It's a bad moment during baby care class when one of your classmates reports being dropped on her head as a child and you have to stifle a laugh because you had already guessed something had happened to her.
We went to baby care class Tuesday night. If you have an IQ above a carrot's and are considering a baby care class by these people, get a book and read it. Then take the extra $ leftover from the $20 you would have spent on a baby care class and go to In-n-Out. Have a shake and some good fries.

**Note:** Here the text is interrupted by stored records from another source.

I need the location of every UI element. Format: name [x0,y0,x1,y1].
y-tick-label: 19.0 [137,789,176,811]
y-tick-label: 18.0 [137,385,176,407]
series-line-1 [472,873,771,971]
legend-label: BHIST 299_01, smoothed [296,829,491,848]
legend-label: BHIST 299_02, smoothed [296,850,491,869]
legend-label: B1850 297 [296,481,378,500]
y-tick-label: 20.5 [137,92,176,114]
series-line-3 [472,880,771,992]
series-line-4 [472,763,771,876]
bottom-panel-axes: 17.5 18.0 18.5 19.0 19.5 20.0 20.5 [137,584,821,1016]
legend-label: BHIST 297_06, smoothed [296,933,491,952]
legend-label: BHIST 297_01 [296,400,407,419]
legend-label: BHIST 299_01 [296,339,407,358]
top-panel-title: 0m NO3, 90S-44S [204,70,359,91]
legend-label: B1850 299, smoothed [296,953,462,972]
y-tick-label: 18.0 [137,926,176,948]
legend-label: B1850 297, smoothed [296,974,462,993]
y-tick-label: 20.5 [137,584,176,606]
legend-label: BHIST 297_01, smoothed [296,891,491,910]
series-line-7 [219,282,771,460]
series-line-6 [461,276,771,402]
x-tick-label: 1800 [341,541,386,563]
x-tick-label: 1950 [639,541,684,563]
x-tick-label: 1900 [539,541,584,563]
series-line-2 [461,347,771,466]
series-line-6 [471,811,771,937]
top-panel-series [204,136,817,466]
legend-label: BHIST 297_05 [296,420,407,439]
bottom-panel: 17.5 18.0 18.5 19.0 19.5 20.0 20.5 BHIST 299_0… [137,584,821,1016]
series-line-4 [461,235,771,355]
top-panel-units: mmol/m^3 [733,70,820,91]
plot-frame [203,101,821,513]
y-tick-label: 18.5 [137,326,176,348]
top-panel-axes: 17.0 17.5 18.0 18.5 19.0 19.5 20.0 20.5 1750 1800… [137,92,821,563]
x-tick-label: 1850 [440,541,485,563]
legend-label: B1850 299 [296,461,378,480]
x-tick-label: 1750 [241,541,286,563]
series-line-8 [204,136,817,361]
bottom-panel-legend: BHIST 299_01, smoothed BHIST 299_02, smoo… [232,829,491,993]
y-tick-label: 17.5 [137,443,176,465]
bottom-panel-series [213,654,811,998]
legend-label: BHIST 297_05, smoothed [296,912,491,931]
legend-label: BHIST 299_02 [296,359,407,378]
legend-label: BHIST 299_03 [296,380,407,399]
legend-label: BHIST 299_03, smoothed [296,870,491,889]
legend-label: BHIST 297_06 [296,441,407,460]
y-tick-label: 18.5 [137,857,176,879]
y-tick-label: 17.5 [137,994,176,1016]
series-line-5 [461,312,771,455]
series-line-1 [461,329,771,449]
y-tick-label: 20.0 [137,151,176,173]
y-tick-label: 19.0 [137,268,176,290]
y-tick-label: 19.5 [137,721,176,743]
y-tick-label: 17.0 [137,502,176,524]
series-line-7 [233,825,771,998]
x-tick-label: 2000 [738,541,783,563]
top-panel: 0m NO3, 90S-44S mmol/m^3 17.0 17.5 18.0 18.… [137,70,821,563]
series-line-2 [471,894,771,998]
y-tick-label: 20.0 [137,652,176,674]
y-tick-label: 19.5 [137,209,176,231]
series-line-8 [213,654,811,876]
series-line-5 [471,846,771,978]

The directions to the class location were so poor that we walked all the way around the hospital. We found four other couples who were also lost. Finally, a nice hospital educator adopted our pack of preggos (I reminded her of an RN friend of hers) and walked us back to where Mistah C and I parked and said, "That building there." It's called the Administration Building on the directions, but everyone onsite calls it the Orcutt Building. This seems like a minor thing, but when you're asking everyone and their dog for directions to the Administration Building, it's critical. All of us are 15 minutes late.
The instructor greets us at the door with a very friendly, "But I already have everyone on my list, and I don't have enough babies or handouts for you all. And some of you are going to have to stand." None of the women I'm with are in the early stages of pregnancy, so the standing news goes over well. Mistah C and I have been signed up for this class since March. My keen sense of customer service tells me I'm in the hands of a master.
We find places around the corners of the room; thankfully, all the preggos get a seat, although one of the dads is still standing when the dust settles. The instructor (wearing a big oaktag circle that says Sharon) is extremely distressed at having to hand over her example baby doll to a preggo woman. Sharon is about 200 years old and has been teaching this class since before there were babies.
The class consists of watching video tapes from the 80s. They are warped to the point of being almost incomprehensible; the sound is ear-splitting. The one in progress when we enter is about bathing the baby. Some of the advice given in the film is wrong, like swabbing around the base of the cord with rubbing alcohol every time you diaper the baby. All the instructor is there for is to tell us when the film's advice had become outdated.
There's a break not long after we arrive. I get the last packet of info. It's all put together by sponsors - Johnson & Johnson, Kaiser Permanente, etc. It's not anything I haven't seen before. We also get a copy of "San Diego Parents" magazine, which is filled with ads for bounce houses and princess parties for our darling child's birthday. During the break, we're supposedly going to "rearrange the room so everyone can fit." Not so much. Mistah C and I spend the rest of the class along the wall under the TV sets. There are 16 couples in the room; each paying $20 a couple. You'd think they could have had enough chairs.
All controversial issues were glossed over or not mentioned. When we got to the "how should baby sleep?" moment, there wasn't even a mention of co-sleeping (or the controversy about co-sleeping). There are no discussions on how used cribs and mattresses are linked to SIDS. When discussing meconium, Sharon says, "They're messy; you might want to let the nurses in the hospital take care of those."
I knew Mistah C was getting a lot out of the class when he put the baby doll's diaper on its head. Then we discussed abandoning the baby for In-n-Out. The Q&A portion of class was insane. People were asking questions like, "If my baby is circumsized, should I use a Brillo pad to clean it?" "If the house is on fire, should I take the baby out first or should I take the baby's crib out first so the baby has a safe place to sleep while the house burns down?"
We were guessing we were among the oldest people in the room and that most of the parents were in their early twenties. Mistah C and I found out 1) where all the stupid people were and 2) that we already knew as much as we were going to know about how to take care of a baby before having one. Edumacated people of America, skip the baby care class for In-n-Out. You will thank me for it.